Tam da bu teşvik konusunda yine Kasım ayı içerisinde kapsamlı bir başka rapor daha yayımlandı. Denizaşırı Kalkınma Enstitüsü (Overseas Development Institute) ve Uluslararası Petrol Değişimi (Oil Change International) tara­fından düzenlenen Boş Vaatler başlıklı rapor, ilk kez petrol, gaz ve kömür üretimine sağlanan G20 sübvansiyonları hakkında detaylı bilgi topladı. Rapor, G20’nin sadece fosil yakıt üretimine sağladığı deste­ğin (452 milyar dolar), yenilenebilir enerjiye küresel çapta sağlanan tüm sübvansiyonların (121 milyar dolar) neredeyse dört katı olduğunu tespit ediyor.

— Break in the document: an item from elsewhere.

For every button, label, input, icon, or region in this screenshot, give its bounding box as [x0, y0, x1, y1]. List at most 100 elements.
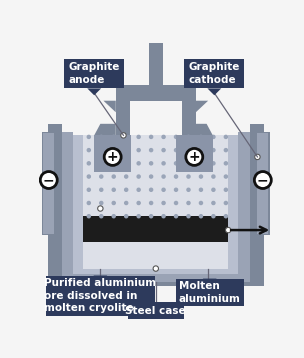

Rapora göre yılda 2,8 milyar doları sadece kömür finansmanına olmak üzere ortalama 19 milyar dolar ile Japonya, 2013 ve 2014’te fosil yakıt üretimine diğer tüm G20 ülkelerin­den daha fazla kamu finansmanı sağladı. Öte yandan İngiltere de fosil yakıt sanayisine desteğini kay­da değer bir şekilde artıran tek G7 ülkesi olarak göze çarpıyor. Rusya ulusal teşviklere neredeyse 23 mil­yar dolar sağlayarak tüm G20 ülke­leri arasındaki en yüksek miktara ulaştı. Türkiye içinse “Diğer tüm OECD ülkelerinden daha fazla kö­mür tesisi yapma programına vergi muafiyetleri sağlıyor. Bu sayede seragazı salımlarını önümüzdeki 15 yıl boyunca potansiyel olarak %94 artıracak” denildi. Raporda, daha 2009 yılında tüm G20 ülkelerinin verimsiz fosil yakıt sübvansiyon­larını kademeli olarak kaldırma taahhüdünü destekledikleri de ha­tırlatılıyor.